Opinião
Ah! pois dá!
Ao deus Dará
Se não saiu poderia muito bem ter saído um estudo revelando que elogiar alguma coisa publicamente faz com que os cabelos nasçam mais fortes, o feng shui pessoal cheire a lavanda fresca na primavera e que mais homens andem de mota com o capacete no cotovelo. Normalmente sou céptico em relação a estudos rocambolescos, mas tempos desesperantes provocam medidas desesperadas e há poucas coisas que me fascinem tanto como indivíduos a andar de mota sem lei pelas terras deste lindo Portugal.
A semana passada terminou uma coisa bonita em que tive a honra de participar chamada "A música dá trabalho", é um projecto Omnichord que, traços gerais, consiste em ir montar um concerto às escolas, sob as vistas dos alunos desde o minuto zero.
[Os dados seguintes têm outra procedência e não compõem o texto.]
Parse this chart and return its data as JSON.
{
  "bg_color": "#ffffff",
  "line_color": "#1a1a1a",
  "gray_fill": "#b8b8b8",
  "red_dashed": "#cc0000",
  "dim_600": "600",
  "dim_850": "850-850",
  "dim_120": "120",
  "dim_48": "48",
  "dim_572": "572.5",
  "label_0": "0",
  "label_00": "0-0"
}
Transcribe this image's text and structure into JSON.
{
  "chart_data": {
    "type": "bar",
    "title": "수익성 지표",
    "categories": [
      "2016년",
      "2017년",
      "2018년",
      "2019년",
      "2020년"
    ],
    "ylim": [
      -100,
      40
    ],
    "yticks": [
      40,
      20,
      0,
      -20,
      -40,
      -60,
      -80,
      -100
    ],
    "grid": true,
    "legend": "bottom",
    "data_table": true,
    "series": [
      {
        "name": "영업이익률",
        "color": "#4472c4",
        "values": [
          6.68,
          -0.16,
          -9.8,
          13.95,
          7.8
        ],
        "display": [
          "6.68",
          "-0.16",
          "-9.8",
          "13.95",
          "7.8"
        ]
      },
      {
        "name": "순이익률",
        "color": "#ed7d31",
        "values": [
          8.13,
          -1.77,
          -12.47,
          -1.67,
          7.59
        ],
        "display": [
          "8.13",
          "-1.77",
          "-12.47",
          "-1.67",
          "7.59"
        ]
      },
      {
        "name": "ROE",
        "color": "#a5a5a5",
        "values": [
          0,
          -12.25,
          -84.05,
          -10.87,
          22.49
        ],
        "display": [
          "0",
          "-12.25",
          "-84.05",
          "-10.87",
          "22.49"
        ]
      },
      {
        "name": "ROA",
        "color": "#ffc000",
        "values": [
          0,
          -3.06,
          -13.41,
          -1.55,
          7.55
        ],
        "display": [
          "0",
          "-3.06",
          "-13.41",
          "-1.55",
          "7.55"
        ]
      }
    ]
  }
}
Carregar e montar o material, fazer o sound check e só depois, tocar. E, dar a conhecer também, profissões menos óbvias que estão associadas a uma banda que chegue ao patamar que nem todas as bandas chegam mas gostariam. Agente. Stage Manager. Publisher... e fotógrafo. Eu era o fotógrafo.
Para além de educar o público pela raiz, esse desafio esmiuçado em tantas reuniões culturais. Para lá de voltar a dar trabalho a um sector tão afectado pelas circunstâncias pandémicas que passámos ou passamos. Extra fomentar o prazer de pertencer a uma banda, ou à cultura, e alimentar a esperança que no futuro sejamos mais. De elucidar sobre todos os meandros e particularidades do meio. De ser inventivo, diferente e potenciador de coisas boas. Este projecto teve o condão de providenciar acesso, a miúdos que de outro modo não conseguiriam, à alegria de ver um concerto. De dançar, de cantarolar e saltar ao som de vários acordes e ritmos, na sua própria escola. Ricos e pobres. Altos e baixos. Brancos e pretos. De óculos e visão telescópica. "Caríiiiiissimos", é assim que se faz, aplausos para vocês, se faz favor!
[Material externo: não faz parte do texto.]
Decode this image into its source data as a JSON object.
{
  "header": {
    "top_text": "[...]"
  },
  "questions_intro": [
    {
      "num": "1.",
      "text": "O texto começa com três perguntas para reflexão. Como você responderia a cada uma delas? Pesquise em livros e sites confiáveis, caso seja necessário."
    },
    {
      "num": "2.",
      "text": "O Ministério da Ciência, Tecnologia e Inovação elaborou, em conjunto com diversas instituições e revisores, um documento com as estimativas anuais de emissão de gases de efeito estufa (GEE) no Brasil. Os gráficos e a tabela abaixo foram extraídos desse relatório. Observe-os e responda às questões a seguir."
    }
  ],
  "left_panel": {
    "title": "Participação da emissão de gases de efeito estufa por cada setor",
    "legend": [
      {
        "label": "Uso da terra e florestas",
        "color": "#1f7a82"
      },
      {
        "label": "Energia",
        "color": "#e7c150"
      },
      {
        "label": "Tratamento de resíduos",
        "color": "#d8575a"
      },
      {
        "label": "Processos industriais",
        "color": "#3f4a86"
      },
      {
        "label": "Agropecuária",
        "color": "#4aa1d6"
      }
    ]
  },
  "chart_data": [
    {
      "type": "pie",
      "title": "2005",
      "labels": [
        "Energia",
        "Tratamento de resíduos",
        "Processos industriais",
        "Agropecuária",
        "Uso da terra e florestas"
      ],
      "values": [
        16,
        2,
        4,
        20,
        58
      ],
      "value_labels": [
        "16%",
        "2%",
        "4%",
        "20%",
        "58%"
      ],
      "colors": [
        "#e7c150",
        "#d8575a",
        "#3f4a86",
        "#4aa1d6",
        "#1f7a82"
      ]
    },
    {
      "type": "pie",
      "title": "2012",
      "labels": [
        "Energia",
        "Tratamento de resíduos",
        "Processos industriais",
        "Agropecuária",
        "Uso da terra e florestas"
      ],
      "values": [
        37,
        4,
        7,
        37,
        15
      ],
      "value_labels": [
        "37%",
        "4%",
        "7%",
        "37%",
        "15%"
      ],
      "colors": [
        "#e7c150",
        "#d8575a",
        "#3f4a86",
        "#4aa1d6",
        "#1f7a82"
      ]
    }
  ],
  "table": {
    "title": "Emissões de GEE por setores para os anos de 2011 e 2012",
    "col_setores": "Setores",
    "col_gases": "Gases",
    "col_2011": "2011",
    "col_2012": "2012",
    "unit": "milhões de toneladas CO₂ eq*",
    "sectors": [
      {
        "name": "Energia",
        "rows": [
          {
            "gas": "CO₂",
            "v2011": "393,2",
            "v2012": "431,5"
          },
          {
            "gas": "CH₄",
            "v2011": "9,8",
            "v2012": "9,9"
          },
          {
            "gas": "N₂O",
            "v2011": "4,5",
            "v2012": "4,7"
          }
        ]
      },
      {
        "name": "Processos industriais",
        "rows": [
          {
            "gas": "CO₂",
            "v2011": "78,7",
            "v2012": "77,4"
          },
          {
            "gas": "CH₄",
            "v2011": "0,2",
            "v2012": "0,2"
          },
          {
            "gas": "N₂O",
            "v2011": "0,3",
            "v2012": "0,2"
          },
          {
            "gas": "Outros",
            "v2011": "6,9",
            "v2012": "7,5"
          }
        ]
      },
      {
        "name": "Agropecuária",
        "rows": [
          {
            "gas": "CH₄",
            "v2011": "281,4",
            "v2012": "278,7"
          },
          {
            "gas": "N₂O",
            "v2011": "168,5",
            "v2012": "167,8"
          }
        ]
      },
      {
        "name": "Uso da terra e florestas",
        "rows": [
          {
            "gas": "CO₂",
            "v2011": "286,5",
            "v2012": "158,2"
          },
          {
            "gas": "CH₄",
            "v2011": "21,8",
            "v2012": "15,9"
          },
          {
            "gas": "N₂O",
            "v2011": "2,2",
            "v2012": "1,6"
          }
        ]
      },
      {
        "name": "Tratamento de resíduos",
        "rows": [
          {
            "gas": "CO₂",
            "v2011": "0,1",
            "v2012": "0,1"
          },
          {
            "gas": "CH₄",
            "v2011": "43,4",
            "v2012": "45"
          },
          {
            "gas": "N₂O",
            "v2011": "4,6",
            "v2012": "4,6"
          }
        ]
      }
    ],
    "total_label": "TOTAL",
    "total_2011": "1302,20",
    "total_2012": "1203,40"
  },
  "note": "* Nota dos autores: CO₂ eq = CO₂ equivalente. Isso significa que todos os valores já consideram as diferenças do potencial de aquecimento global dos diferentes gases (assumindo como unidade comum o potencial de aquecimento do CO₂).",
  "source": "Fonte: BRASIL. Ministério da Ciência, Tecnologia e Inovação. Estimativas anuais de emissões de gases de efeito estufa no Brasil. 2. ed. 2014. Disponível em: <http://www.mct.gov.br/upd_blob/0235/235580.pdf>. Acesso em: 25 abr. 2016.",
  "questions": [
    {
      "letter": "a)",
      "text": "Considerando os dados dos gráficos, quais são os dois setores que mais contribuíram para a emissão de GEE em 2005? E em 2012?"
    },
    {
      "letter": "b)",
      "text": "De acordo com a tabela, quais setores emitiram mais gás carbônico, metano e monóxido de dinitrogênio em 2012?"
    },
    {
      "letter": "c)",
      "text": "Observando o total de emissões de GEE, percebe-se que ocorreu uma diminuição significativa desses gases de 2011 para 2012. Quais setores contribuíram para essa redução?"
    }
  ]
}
Para mim, ver o Afonso com uma ginga que desconhecia a cantar no meio de adolescentes maravilhados na escola em que o vi começar nas lides musicais foi de amar a vida. Ter todo um recreio cheio de miúdos a dançar ao som da batida do Pisco na sua escola primária foi uma malha do Cabrita. E ainda agora me abano com a entrada sónica dos Nice Weather For Ducks na secundária onde andaram. E respiro sereno ao lado dos miúdos da pré com o som doce da Labaq. Porque as memórias reforçam as experiências que mudam o sentido do caminho. E acredito mesmo que para além de trabalho a música pode dar salvação. Se calhar ainda há chance para nós, para isto correr melhor.
Às vezes, para além de uma aldeia, é preciso uma banda para educar uma criança e é preciso que essa banda persista, cresça e seja aplaudida, para que vá ter com a criança onde ela está, se necessário. Ao bairro, a casa, à escola. Porque eu ouvi o som das crianças no recreio, e tirando os gringos de capacete no cotovelo, garanto-vos, não há coisa melhor. Por isso vai daqui aquele assobio de quatro dedos enfiados na boca e o grito que se impõe: Mais uma! Mais uma! Mais uma!
- Ui! O que é isto? Serás tu cheiro fresco a lavanda?!